- Born: July 13, 1922 Los Angeles, California, U.S.
- Died: May 22, 2013 (aged 90) Los Angeles, California, U.S.
- Occupation: Author; screenwriter; film producer;
- Spouse: Jean Brooks ​ ​(m. 1946; div. 1956)​ Ruth Ketcham

= William Douglas Lansford =

American screenwriter

William Douglas Lansford (July 13, 1922 – May 22, 2013) was an American author, screenwriter, and film producer.

==Biography==
Born to a Scots Irish and English father and a Mexican mother, Lansford was raised in an ethnically Mexican neighborhood in East Los Angeles. He had virtually no contact with his father, a Los Angeles policeman until he was 14.

He enlisted in the U.S. Marine Corps in 1940 and served with the 1st Provisional Marine Brigade in Iceland, the 2nd Marine Raider Battalion on Guadalcanal, and Bougainville where he was promoted to sergeant and in the 5th Marine Division on Iwo Jima.

Following the war, Lansford attended college under the G.I. Bill and worked as a reporter for the Los Angeles Daily News.

In 1946, Lansford married actress Jean Brooks; the marriage lasted 10 years. They were divorced in 1956 and Lansford remarried to Ruth Ketcham of Long Island, New York.

During the Korean War he was commissioned as a U.S. Army officer where he became a captain whose duties included being a radio writer with the Armed Forces Radio Service, a Public Information Officer, and a company commander. He was awarded the Bronze Star for his frontline coverage of the battle of Paik Ma San, the first battle in which the ROK army was victorious.
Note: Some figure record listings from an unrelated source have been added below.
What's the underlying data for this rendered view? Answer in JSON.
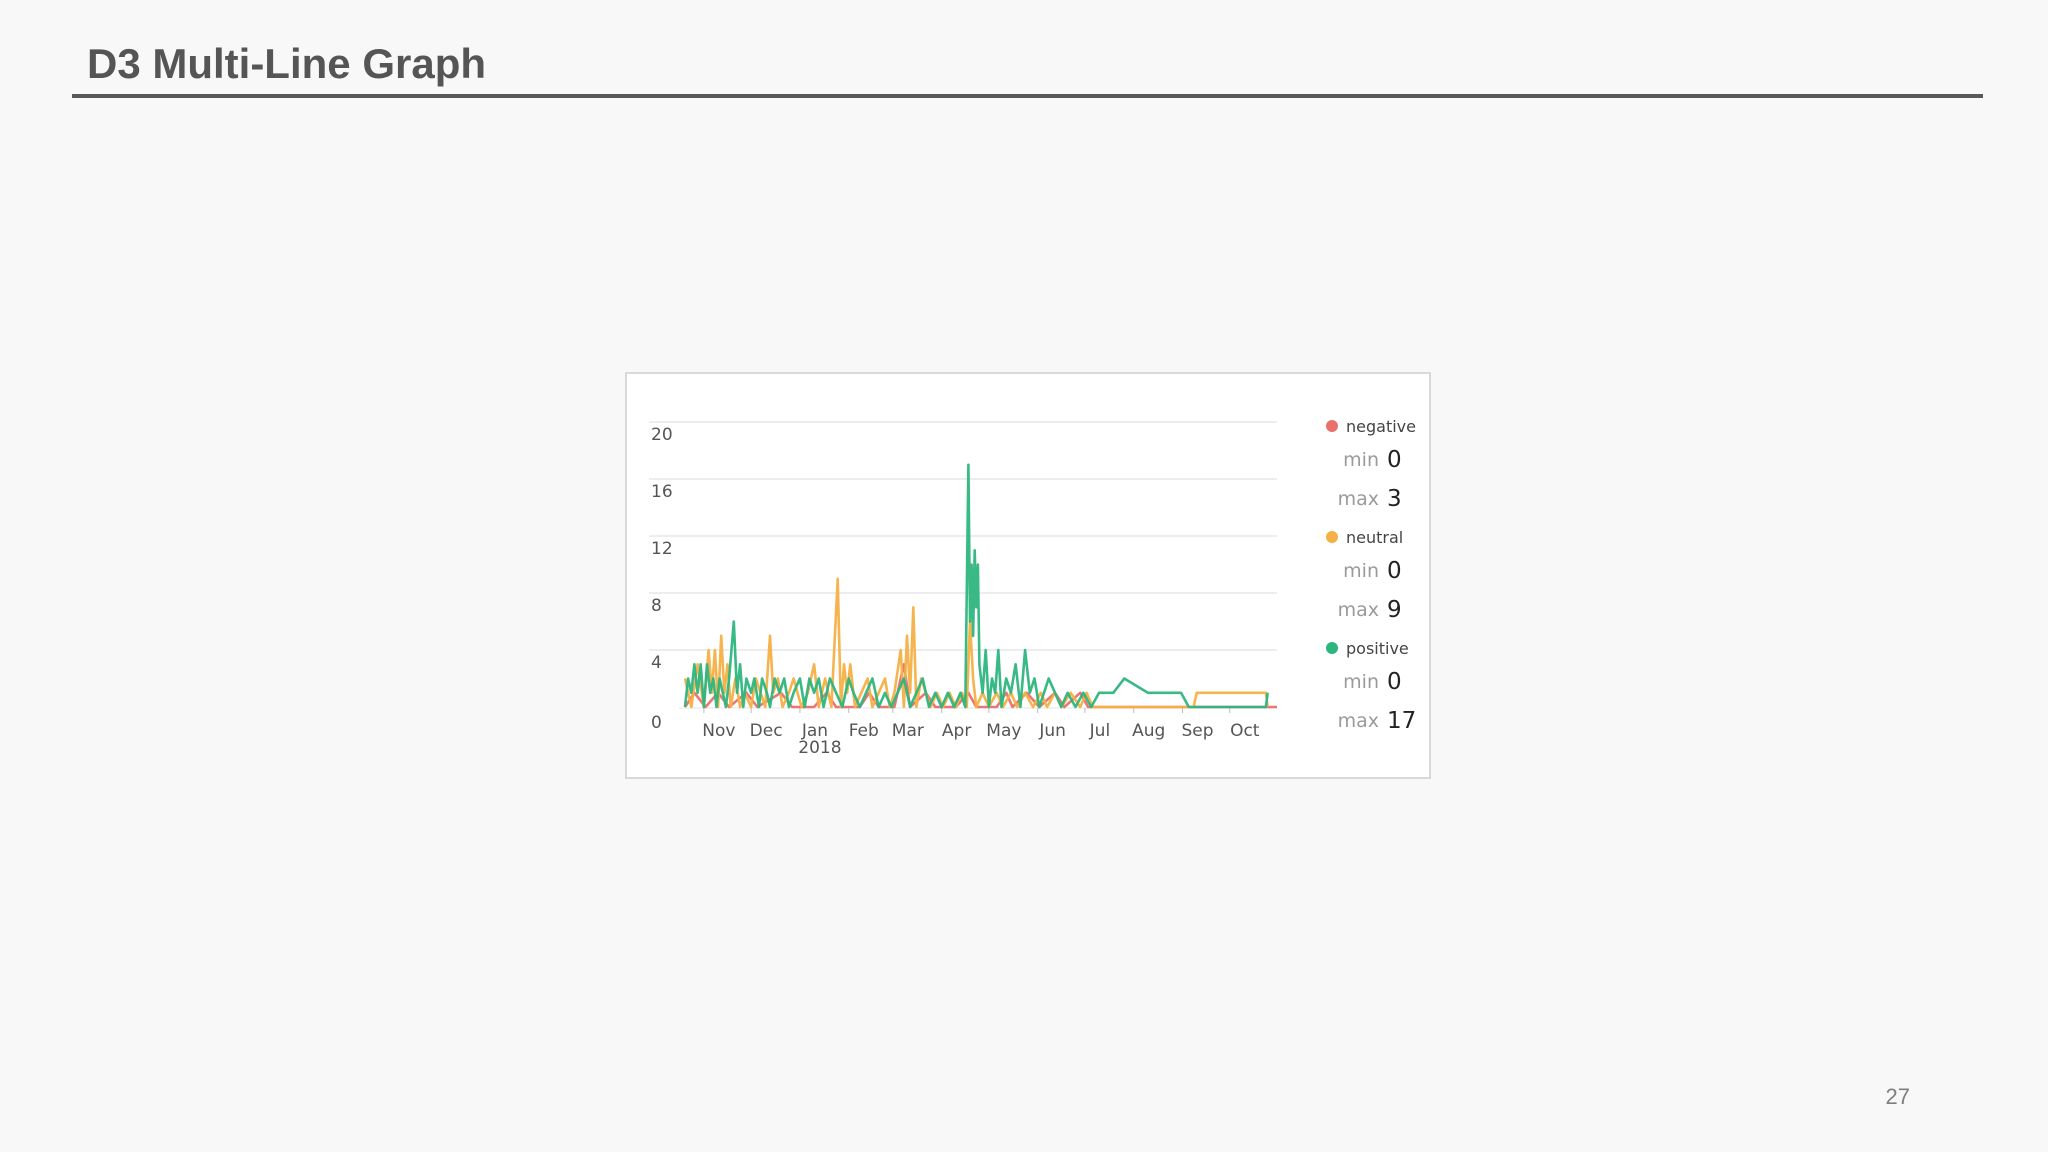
{
  "slide": {
    "title": "D3 Multi-Line Graph",
    "page_number": "27"
  },
  "chart_data": {
    "type": "line",
    "x_axis": {
      "ticks": [
        {
          "date": "2017-11-01",
          "label": "Nov",
          "sublabel": ""
        },
        {
          "date": "2017-12-01",
          "label": "Dec",
          "sublabel": ""
        },
        {
          "date": "2018-01-01",
          "label": "Jan",
          "sublabel": "2018"
        },
        {
          "date": "2018-02-01",
          "label": "Feb",
          "sublabel": ""
        },
        {
          "date": "2018-03-01",
          "label": "Mar",
          "sublabel": ""
        },
        {
          "date": "2018-04-01",
          "label": "Apr",
          "sublabel": ""
        },
        {
          "date": "2018-05-01",
          "label": "May",
          "sublabel": ""
        },
        {
          "date": "2018-06-01",
          "label": "Jun",
          "sublabel": ""
        },
        {
          "date": "2018-07-01",
          "label": "Jul",
          "sublabel": ""
        },
        {
          "date": "2018-08-01",
          "label": "Aug",
          "sublabel": ""
        },
        {
          "date": "2018-09-01",
          "label": "Sep",
          "sublabel": ""
        },
        {
          "date": "2018-10-01",
          "label": "Oct",
          "sublabel": ""
        }
      ],
      "range": [
        "2017-10-20",
        "2018-10-31"
      ]
    },
    "y_axis": {
      "ticks": [
        "0",
        "4",
        "8",
        "12",
        "16",
        "20"
      ],
      "range": [
        0,
        20
      ]
    },
    "grid": "horizontal",
    "legend_placement": "right",
    "series": [
      {
        "name": "negative",
        "color": "#e8706d",
        "min_label": "min",
        "min": "0",
        "max_label": "max",
        "max": "3",
        "points": [
          [
            "2017-10-20",
            0
          ],
          [
            "2017-10-26",
            1
          ],
          [
            "2017-11-02",
            0
          ],
          [
            "2017-11-10",
            1
          ],
          [
            "2017-11-17",
            0
          ],
          [
            "2017-11-28",
            1
          ],
          [
            "2017-12-05",
            0
          ],
          [
            "2017-12-20",
            1
          ],
          [
            "2017-12-27",
            0
          ],
          [
            "2018-01-10",
            0
          ],
          [
            "2018-01-18",
            1
          ],
          [
            "2018-01-24",
            0
          ],
          [
            "2018-02-08",
            0
          ],
          [
            "2018-02-14",
            1
          ],
          [
            "2018-02-20",
            0
          ],
          [
            "2018-03-02",
            0
          ],
          [
            "2018-03-08",
            3
          ],
          [
            "2018-03-12",
            0
          ],
          [
            "2018-03-22",
            1
          ],
          [
            "2018-03-28",
            0
          ],
          [
            "2018-04-10",
            0
          ],
          [
            "2018-04-18",
            1
          ],
          [
            "2018-04-23",
            0
          ],
          [
            "2018-05-06",
            0
          ],
          [
            "2018-05-12",
            1
          ],
          [
            "2018-05-16",
            0
          ],
          [
            "2018-05-25",
            1
          ],
          [
            "2018-06-02",
            0
          ],
          [
            "2018-06-12",
            1
          ],
          [
            "2018-06-18",
            0
          ],
          [
            "2018-06-28",
            1
          ],
          [
            "2018-07-03",
            0
          ],
          [
            "2018-10-31",
            0
          ]
        ]
      },
      {
        "name": "neutral",
        "color": "#f5b046",
        "min_label": "min",
        "min": "0",
        "max_label": "max",
        "max": "9",
        "points": [
          [
            "2017-10-20",
            2
          ],
          [
            "2017-10-24",
            0
          ],
          [
            "2017-10-28",
            3
          ],
          [
            "2017-11-01",
            0
          ],
          [
            "2017-11-04",
            4
          ],
          [
            "2017-11-06",
            1
          ],
          [
            "2017-11-08",
            4
          ],
          [
            "2017-11-10",
            0
          ],
          [
            "2017-11-12",
            5
          ],
          [
            "2017-11-14",
            1
          ],
          [
            "2017-11-16",
            3
          ],
          [
            "2017-11-18",
            0
          ],
          [
            "2017-11-21",
            2
          ],
          [
            "2017-11-24",
            0
          ],
          [
            "2017-11-27",
            1
          ],
          [
            "2017-12-01",
            0
          ],
          [
            "2017-12-04",
            2
          ],
          [
            "2017-12-07",
            1
          ],
          [
            "2017-12-10",
            0
          ],
          [
            "2017-12-13",
            5
          ],
          [
            "2017-12-15",
            1
          ],
          [
            "2017-12-18",
            2
          ],
          [
            "2017-12-21",
            0
          ],
          [
            "2017-12-25",
            1
          ],
          [
            "2017-12-28",
            2
          ],
          [
            "2018-01-02",
            0
          ],
          [
            "2018-01-06",
            1
          ],
          [
            "2018-01-10",
            3
          ],
          [
            "2018-01-13",
            0
          ],
          [
            "2018-01-17",
            2
          ],
          [
            "2018-01-21",
            0
          ],
          [
            "2018-01-25",
            9
          ],
          [
            "2018-01-27",
            0
          ],
          [
            "2018-01-29",
            3
          ],
          [
            "2018-01-31",
            1
          ],
          [
            "2018-02-02",
            3
          ],
          [
            "2018-02-05",
            0
          ],
          [
            "2018-02-09",
            1
          ],
          [
            "2018-02-13",
            2
          ],
          [
            "2018-02-16",
            0
          ],
          [
            "2018-02-20",
            1
          ],
          [
            "2018-02-24",
            2
          ],
          [
            "2018-02-27",
            0
          ],
          [
            "2018-03-02",
            1
          ],
          [
            "2018-03-06",
            4
          ],
          [
            "2018-03-08",
            0
          ],
          [
            "2018-03-10",
            5
          ],
          [
            "2018-03-12",
            1
          ],
          [
            "2018-03-14",
            7
          ],
          [
            "2018-03-16",
            0
          ],
          [
            "2018-03-19",
            2
          ],
          [
            "2018-03-22",
            1
          ],
          [
            "2018-03-25",
            0
          ],
          [
            "2018-03-29",
            1
          ],
          [
            "2018-04-02",
            0
          ],
          [
            "2018-04-06",
            1
          ],
          [
            "2018-04-10",
            0
          ],
          [
            "2018-04-14",
            1
          ],
          [
            "2018-04-17",
            0
          ],
          [
            "2018-04-19",
            6
          ],
          [
            "2018-04-21",
            2
          ],
          [
            "2018-04-23",
            0
          ],
          [
            "2018-04-27",
            1
          ],
          [
            "2018-05-01",
            0
          ],
          [
            "2018-05-06",
            1
          ],
          [
            "2018-05-10",
            0
          ],
          [
            "2018-05-15",
            1
          ],
          [
            "2018-05-19",
            0
          ],
          [
            "2018-05-24",
            1
          ],
          [
            "2018-05-29",
            0
          ],
          [
            "2018-06-03",
            1
          ],
          [
            "2018-06-07",
            0
          ],
          [
            "2018-06-12",
            1
          ],
          [
            "2018-06-16",
            0
          ],
          [
            "2018-06-22",
            1
          ],
          [
            "2018-06-28",
            0
          ],
          [
            "2018-07-02",
            1
          ],
          [
            "2018-07-06",
            0
          ],
          [
            "2018-09-08",
            0
          ],
          [
            "2018-09-10",
            1
          ],
          [
            "2018-10-24",
            1
          ],
          [
            "2018-10-25",
            0
          ]
        ]
      },
      {
        "name": "positive",
        "color": "#2db57e",
        "min_label": "min",
        "min": "0",
        "max_label": "max",
        "max": "17",
        "points": [
          [
            "2017-10-20",
            0
          ],
          [
            "2017-10-22",
            2
          ],
          [
            "2017-10-24",
            1
          ],
          [
            "2017-10-26",
            3
          ],
          [
            "2017-10-28",
            1
          ],
          [
            "2017-10-30",
            3
          ],
          [
            "2017-11-01",
            0
          ],
          [
            "2017-11-03",
            3
          ],
          [
            "2017-11-05",
            1
          ],
          [
            "2017-11-07",
            2
          ],
          [
            "2017-11-09",
            0
          ],
          [
            "2017-11-11",
            2
          ],
          [
            "2017-11-13",
            1
          ],
          [
            "2017-11-15",
            0
          ],
          [
            "2017-11-17",
            2
          ],
          [
            "2017-11-20",
            6
          ],
          [
            "2017-11-22",
            1
          ],
          [
            "2017-11-24",
            3
          ],
          [
            "2017-11-26",
            0
          ],
          [
            "2017-11-28",
            2
          ],
          [
            "2017-12-01",
            1
          ],
          [
            "2017-12-03",
            2
          ],
          [
            "2017-12-06",
            0
          ],
          [
            "2017-12-08",
            2
          ],
          [
            "2017-12-11",
            1
          ],
          [
            "2017-12-13",
            0
          ],
          [
            "2017-12-16",
            2
          ],
          [
            "2017-12-19",
            1
          ],
          [
            "2017-12-22",
            2
          ],
          [
            "2017-12-25",
            0
          ],
          [
            "2017-12-28",
            1
          ],
          [
            "2018-01-01",
            2
          ],
          [
            "2018-01-04",
            0
          ],
          [
            "2018-01-07",
            2
          ],
          [
            "2018-01-10",
            1
          ],
          [
            "2018-01-13",
            2
          ],
          [
            "2018-01-16",
            0
          ],
          [
            "2018-01-20",
            2
          ],
          [
            "2018-01-24",
            1
          ],
          [
            "2018-01-28",
            0
          ],
          [
            "2018-02-01",
            2
          ],
          [
            "2018-02-04",
            1
          ],
          [
            "2018-02-08",
            0
          ],
          [
            "2018-02-12",
            1
          ],
          [
            "2018-02-16",
            2
          ],
          [
            "2018-02-20",
            0
          ],
          [
            "2018-02-24",
            1
          ],
          [
            "2018-02-28",
            0
          ],
          [
            "2018-03-04",
            1
          ],
          [
            "2018-03-08",
            2
          ],
          [
            "2018-03-12",
            0
          ],
          [
            "2018-03-16",
            1
          ],
          [
            "2018-03-20",
            2
          ],
          [
            "2018-03-24",
            0
          ],
          [
            "2018-03-28",
            1
          ],
          [
            "2018-04-01",
            0
          ],
          [
            "2018-04-05",
            1
          ],
          [
            "2018-04-09",
            0
          ],
          [
            "2018-04-13",
            1
          ],
          [
            "2018-04-16",
            0
          ],
          [
            "2018-04-18",
            17
          ],
          [
            "2018-04-19",
            6
          ],
          [
            "2018-04-20",
            10
          ],
          [
            "2018-04-21",
            5
          ],
          [
            "2018-04-22",
            11
          ],
          [
            "2018-04-23",
            7
          ],
          [
            "2018-04-24",
            10
          ],
          [
            "2018-04-25",
            3
          ],
          [
            "2018-04-27",
            1
          ],
          [
            "2018-04-29",
            4
          ],
          [
            "2018-05-01",
            0
          ],
          [
            "2018-05-03",
            2
          ],
          [
            "2018-05-05",
            1
          ],
          [
            "2018-05-07",
            4
          ],
          [
            "2018-05-09",
            0
          ],
          [
            "2018-05-12",
            2
          ],
          [
            "2018-05-15",
            1
          ],
          [
            "2018-05-18",
            3
          ],
          [
            "2018-05-21",
            0
          ],
          [
            "2018-05-24",
            4
          ],
          [
            "2018-05-27",
            1
          ],
          [
            "2018-05-30",
            2
          ],
          [
            "2018-06-02",
            0
          ],
          [
            "2018-06-05",
            1
          ],
          [
            "2018-06-08",
            2
          ],
          [
            "2018-06-12",
            1
          ],
          [
            "2018-06-16",
            0
          ],
          [
            "2018-06-20",
            1
          ],
          [
            "2018-06-25",
            0
          ],
          [
            "2018-06-30",
            1
          ],
          [
            "2018-07-05",
            0
          ],
          [
            "2018-07-10",
            1
          ],
          [
            "2018-07-19",
            1
          ],
          [
            "2018-07-26",
            2
          ],
          [
            "2018-08-10",
            1
          ],
          [
            "2018-08-31",
            1
          ],
          [
            "2018-09-05",
            0
          ],
          [
            "2018-10-24",
            0
          ],
          [
            "2018-10-25",
            1
          ]
        ]
      }
    ]
  }
}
Lansford began writing over 300 short stories and articles for American magazines the Saturday Evening Post, Collier's, Argosy, True, and other Men's adventure magazines, Leatherneck Magazine, Stars and Stripes and many others. He wrote several non-fiction books such as the biographies Stranger than Fiction: The Real Life Adventures of Jack London (1958) and Pancho Villa (1965). The latter was filmed as Villa Rides in 1968 with Lansford doing an early draft of the screenplay.

Lansford wrote many teleplays for American television series such as Four Star Playhouse, Wagon Train, Bonanza, The Rookies, Starsky and Hutch, CHiPs, and Star Trek: The Next Generation. He also wrote the screenplays for made for TV movies depicting Jesse James (The Intruders) and Charles Whitman (The Deadly Tower). He produced, directed, and wrote the film Adios East Los

Lansford also appeared in the documentary series The War.

Lansford died on May 22, 2013, at his Playa del Rey home. The cause was complications of prostate cancer.